A couple of months later, a meeting with Steve Clifton of Palmina winery refreshed his momentum. Steve convinced Brian to keep work toward his dream and shared stories of his own success. In 2005, while studying enology at Fresno State he married Stephanie, the love of his life, and a true vineyard guru. Her enthusiasm toward Italian wine was as powerful as his and they spent their honeymoon visiting the top producers of their estates in Italy. Brian also spent harvests working with Chris King at Red Car and Mike Sinor of Sinor-Lavallee. In addition to handling winemaking duties for Giornata, Brian is also the founder, owner and winemaker for Broadside.
The journey in creating Giornata started with a dream to create wines from Italian grapes grown in California employing the sensibility and philosophy of Italian winemaking. Giornata Cellars works with the same grape vines (clonal material) as the best producers in Italy.

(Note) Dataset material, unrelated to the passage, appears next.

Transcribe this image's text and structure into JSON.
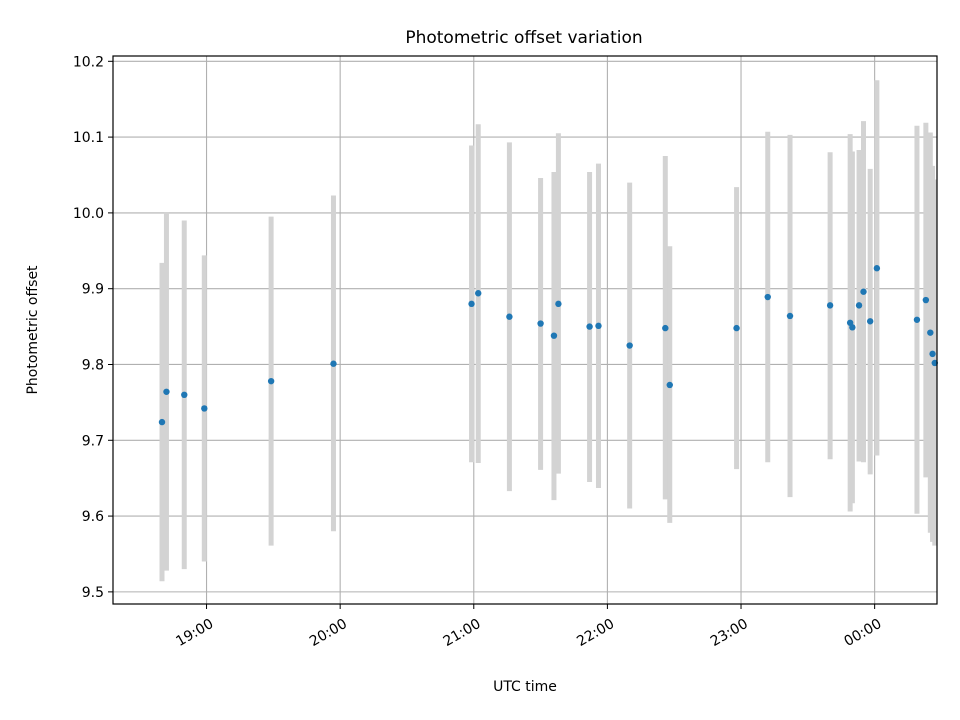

The Central Coast of California possess many of the attributes of the top wine growing regions of Italy. Their winemaking style leans more Italian than Californian in that they favor wines with balance and subtlety rather than intensity and extraction. They pick their grapes at lower sugar levels and handle their must gently in the cellar, thus resulting in wines that belong on the Italian dinner table possessing both ample acidity and tannin.